My first memory of holding a camera is taking pictures on a family outing. Although I don’t remember much I would like to think that it was a warm and beautiful place with yellow grass around. My mother sat on the spread on the ground and took out home made sandwiches. My elder brother and I took turns to press the red button on my father’s Pentax Pino 35. He framed the pictures while we released the shutter. It was as simple as that. To this day, that is the best piece of photography advice I’ve received from anyone. My father said, “Just press down the red button”.
Now the Pentax Pino is gone but I still do what my father taught me. I press the shutter down. That’s what photography is to me. It’s easy to complicate a simple thing like photography with terms like aperture and exposure and shutter speed and ‘seeing the light’ but in the end it’s about holding down that red button.
I moved on to a DSLR (Nikon D3000) about 2 years ago after spending half a year with a Kodak point and shoot. I think I’m only held back by my own imagination and creativity and I need at least 2 years before I think of upgrading my current photography gear. Some might argue that I’m slow.
You can call me self-taught and whatever I’ve learned is from reading EXIFs and articles on the web. It’s mind-boggling what the web can teach.
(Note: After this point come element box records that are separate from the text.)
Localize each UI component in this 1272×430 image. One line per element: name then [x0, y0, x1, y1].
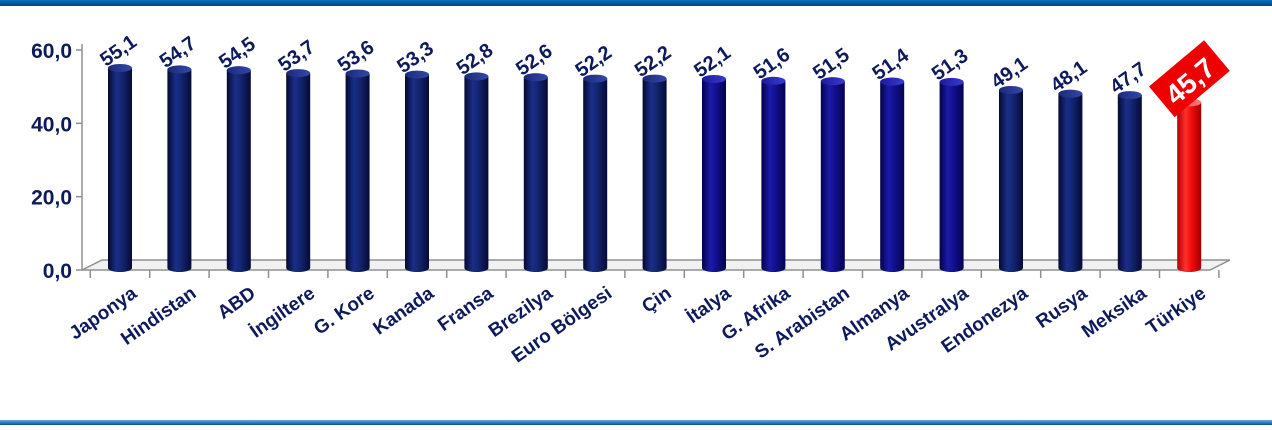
bar-top	[642, 74, 667, 83]
bar-top	[1117, 91, 1142, 100]
bar-body	[761, 80, 786, 272]
category-label: G. Kore	[310, 283, 378, 340]
bar-top	[761, 76, 786, 85]
bar-body	[226, 70, 251, 273]
bar-top	[999, 85, 1023, 94]
bar-İngiltere	[286, 69, 311, 272]
y-tick-label: 0,0	[43, 260, 72, 283]
category-label: İngiltere	[246, 283, 319, 343]
bar-G. Afrika	[761, 76, 786, 272]
category-label: Meksika	[1078, 283, 1151, 343]
bar-İtalya	[702, 74, 726, 272]
bar-top	[702, 74, 726, 83]
y-tick-label: 60,0	[31, 40, 72, 63]
highlight-value-badge: 45,7	[1148, 40, 1230, 118]
bar-body	[108, 67, 132, 272]
bar-Rusya	[1058, 89, 1083, 272]
highlight-badge-bg	[1148, 40, 1230, 118]
bar-Japonya	[108, 63, 132, 272]
category-label: Kanada	[370, 283, 439, 340]
bottom-rule	[0, 420, 1272, 425]
bar-body	[880, 81, 905, 273]
bar-Çin	[642, 74, 667, 272]
bar-Kanada	[405, 70, 429, 272]
bar-body	[523, 77, 548, 272]
bar-Hindistan	[167, 65, 192, 272]
bar-top	[286, 69, 311, 78]
bar-top	[345, 69, 370, 78]
bar-top	[583, 74, 608, 83]
top-rule	[0, 0, 1272, 6]
bar-top	[880, 77, 905, 86]
bar-body	[167, 69, 192, 272]
bar-Endonezya	[999, 85, 1023, 272]
bar-top	[108, 63, 132, 72]
category-label: Euro Bölgesi	[508, 283, 616, 367]
bar-ABD	[226, 66, 251, 273]
bar-Brezilya	[523, 73, 548, 272]
bar-Türkiye	[1177, 98, 1202, 272]
bar-body	[405, 74, 429, 272]
bar-body	[1177, 102, 1202, 272]
bar-S. Arabistan	[820, 77, 845, 273]
bar-body	[820, 81, 845, 273]
category-label: Çin	[638, 283, 675, 318]
bar-top	[464, 72, 489, 81]
bar-body	[345, 73, 370, 272]
bar-body	[286, 73, 311, 272]
bar-body	[1117, 95, 1142, 272]
bar-Almanya	[880, 77, 905, 273]
bar-Avustralya	[939, 77, 964, 273]
bar-body	[999, 89, 1023, 272]
bar-body	[642, 78, 667, 272]
bar-body	[702, 78, 726, 272]
bar-body	[1058, 93, 1083, 272]
bar-body	[939, 81, 964, 273]
bar-Meksika	[1117, 91, 1142, 272]
bar-top	[405, 70, 429, 79]
bar-body	[583, 78, 608, 272]
bar-top	[820, 77, 845, 86]
bar-top	[939, 77, 964, 86]
bar-top	[226, 66, 251, 75]
bar-Fransa	[464, 72, 489, 273]
bar-Euro Bölgesi	[583, 74, 608, 272]
bar-G. Kore	[345, 69, 370, 272]
category-label: ABD	[214, 283, 260, 324]
bar-top	[1058, 89, 1083, 98]
y-tick-label: 20,0	[31, 187, 72, 210]
bar-top	[167, 65, 192, 74]
y-tick-label: 40,0	[31, 113, 72, 136]
category-label: Türkiye	[1143, 283, 1210, 339]
bar-top	[523, 73, 548, 82]
bar-body	[464, 76, 489, 273]
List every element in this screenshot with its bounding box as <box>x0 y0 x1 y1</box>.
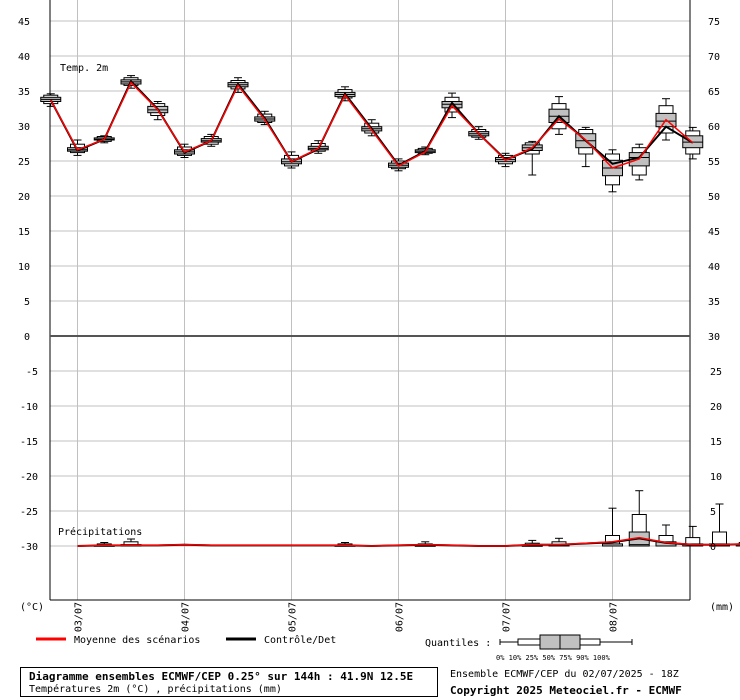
temp-left-tick-label: 20 <box>18 192 30 203</box>
grid <box>50 0 690 600</box>
temp-right-tick-label: 55 <box>708 157 720 168</box>
precip-left-tick-label: -15 <box>20 437 38 448</box>
temp-box <box>521 140 543 176</box>
chart-title: Diagramme ensembles ECMWF/CEP 0.25° sur … <box>29 670 414 683</box>
copyright-text: Copyright 2025 Meteociel.fr - ECMWF <box>450 684 682 697</box>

I would like to call the kind of photography I do as conceptual photography. I enjoy taking portraits the most, as I feel it offers so much scope. Every portrait and expression is different. I do not usually take photos of pretty flowers and landscapes (flowers are the most photographed things and landscapes because I’m lazy). I want to take pictures of ordinary objects/people in an extraordinary way. Currently I’m doing my first 365 and it’s really difficult if you ask me; and very fulfilling. I believe the last 200 days with my 365 have been the most creative period of my life.
Around me is the reality I have chosen for myself. My photography is a very small part of how I see the world around me. It’s fun to see it from behind a 3 by 3 grid.
I believe my greatest strength is that I’m raw. I don’t follow any of the great photographers and I don’t belong to any school as such. I don’t have a style and I don’t want to have one yet. Not unless I explore everything. Like everyone, I want my work displayed in a gallery while fancy people sip wine and critique it; to sell prints.
I wish to be able to give back to this wonderful community whatever I’ve learned. For now, I’ll keep doing what my father told me – Just press down the red button.